In 1986 Bernadette Noel found a teaching position at Labor Bathgate Childcare Center located on 1638 Anthony Avenue in the Bronx, where she would indeed find her challenge and calling. “It was a huge difference in terms of community and the look of the area.” Everything there seemed depressing. When I arrived for work, and for some time, I even feared getting out of my car to go to work, but I felt had to do it for my children.” “There were empty lots, rundown buildings and former businesses, and Claremont Park right across the street was desolate and unkempt,” Ms. Noel said.
Things changed, however over the years. “As time passed the building of a McDonald’s opened right next door, where an old rundown gasoline station had been.” She also spoke of how they began redeveloping the park, and cutting the trees and grass to make it more appealing to the public. When speaking of the community, she found that it had gone through a number of changes, but in terms of such demographics as crime, she felt that things didn’t seem to have changed that much in those areas.
Bernadette Noel discussed how it was such a shame that the children she worked with are succumbed to this type of environment every day. She believed that while the children of Little Star and Labor Bathgate didn’t really change in terms of characteristics; the parents on the other hand did differ heavily. “The parents of the two different communities did change, in the Bronx community there were many more parents with troubled personalities,” she says, “some were uneducated and others just had all sort of economical or personal issues that they brought with them to the center.”
Noel continues to say, “It was a very sad thing, because I wondered how the kids had to live in such places with so much problems, and I would always try to develop personal relationships with parents since I knew the issues they faced.” Seeing the problems unmask themselves in the presence of the children, Noel attempted to mold a place for children and families to feel at ease to at least communicate and hopefully walk away with advise that will provide some optimism.

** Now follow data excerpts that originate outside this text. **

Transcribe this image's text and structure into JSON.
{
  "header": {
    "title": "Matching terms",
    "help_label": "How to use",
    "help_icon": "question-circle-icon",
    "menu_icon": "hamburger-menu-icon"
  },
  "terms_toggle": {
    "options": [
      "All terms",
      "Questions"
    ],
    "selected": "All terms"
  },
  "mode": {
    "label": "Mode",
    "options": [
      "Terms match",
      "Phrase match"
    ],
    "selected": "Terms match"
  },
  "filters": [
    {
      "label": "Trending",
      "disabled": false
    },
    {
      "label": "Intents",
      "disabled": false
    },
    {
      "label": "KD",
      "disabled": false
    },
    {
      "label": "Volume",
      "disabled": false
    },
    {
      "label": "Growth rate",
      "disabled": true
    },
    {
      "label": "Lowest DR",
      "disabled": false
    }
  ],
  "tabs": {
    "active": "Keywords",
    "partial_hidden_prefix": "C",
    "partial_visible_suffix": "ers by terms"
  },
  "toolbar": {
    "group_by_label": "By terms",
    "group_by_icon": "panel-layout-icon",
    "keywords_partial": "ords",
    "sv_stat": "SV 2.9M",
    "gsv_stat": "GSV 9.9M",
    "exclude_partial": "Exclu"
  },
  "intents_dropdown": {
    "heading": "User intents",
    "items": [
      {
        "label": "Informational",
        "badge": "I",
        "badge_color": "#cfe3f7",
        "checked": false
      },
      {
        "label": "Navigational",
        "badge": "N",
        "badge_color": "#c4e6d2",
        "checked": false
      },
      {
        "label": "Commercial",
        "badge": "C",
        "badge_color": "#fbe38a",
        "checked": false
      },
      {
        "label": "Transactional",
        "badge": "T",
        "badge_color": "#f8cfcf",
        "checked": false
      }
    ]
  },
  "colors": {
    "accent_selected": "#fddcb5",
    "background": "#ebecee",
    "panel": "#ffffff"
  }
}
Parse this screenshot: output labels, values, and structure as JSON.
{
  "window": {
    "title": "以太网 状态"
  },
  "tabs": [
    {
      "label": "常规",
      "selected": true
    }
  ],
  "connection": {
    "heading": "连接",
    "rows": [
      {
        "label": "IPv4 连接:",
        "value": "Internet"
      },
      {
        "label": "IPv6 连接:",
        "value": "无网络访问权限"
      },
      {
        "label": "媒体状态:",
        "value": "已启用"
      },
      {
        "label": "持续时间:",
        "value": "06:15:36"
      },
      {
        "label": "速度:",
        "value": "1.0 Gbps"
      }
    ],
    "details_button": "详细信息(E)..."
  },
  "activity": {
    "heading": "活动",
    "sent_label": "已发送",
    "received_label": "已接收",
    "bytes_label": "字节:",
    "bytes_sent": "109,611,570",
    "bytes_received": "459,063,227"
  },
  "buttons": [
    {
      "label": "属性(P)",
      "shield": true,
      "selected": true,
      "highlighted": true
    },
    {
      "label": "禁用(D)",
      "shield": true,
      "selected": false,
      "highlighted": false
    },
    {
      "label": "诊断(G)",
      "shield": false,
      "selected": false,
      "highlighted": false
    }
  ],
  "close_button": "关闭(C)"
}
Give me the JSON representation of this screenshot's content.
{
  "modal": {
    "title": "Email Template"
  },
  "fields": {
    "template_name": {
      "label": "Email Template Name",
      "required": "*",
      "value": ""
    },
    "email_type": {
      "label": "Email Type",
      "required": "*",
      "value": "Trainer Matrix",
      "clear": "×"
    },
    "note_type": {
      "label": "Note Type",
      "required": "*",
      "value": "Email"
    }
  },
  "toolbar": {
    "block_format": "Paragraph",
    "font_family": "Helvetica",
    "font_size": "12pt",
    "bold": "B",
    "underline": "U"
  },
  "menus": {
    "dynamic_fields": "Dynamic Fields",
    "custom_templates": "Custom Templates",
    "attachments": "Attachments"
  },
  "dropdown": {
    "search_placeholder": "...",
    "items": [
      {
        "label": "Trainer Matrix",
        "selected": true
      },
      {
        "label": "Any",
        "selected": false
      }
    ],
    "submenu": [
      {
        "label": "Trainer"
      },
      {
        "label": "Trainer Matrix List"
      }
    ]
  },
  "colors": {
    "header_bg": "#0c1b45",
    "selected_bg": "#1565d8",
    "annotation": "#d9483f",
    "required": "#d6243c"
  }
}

The lack of recreational outlets in the neighborhood worried the child care teacher, especially knowing that once the children leave they would be exposed to the crime infested, dilapidated streets of the economically depressed neighborhood. Noel tirelessly attempted to negotiate with her superiors as well as associations and organizations in order to host activities for the children and even welcomed families and neighborhood residents.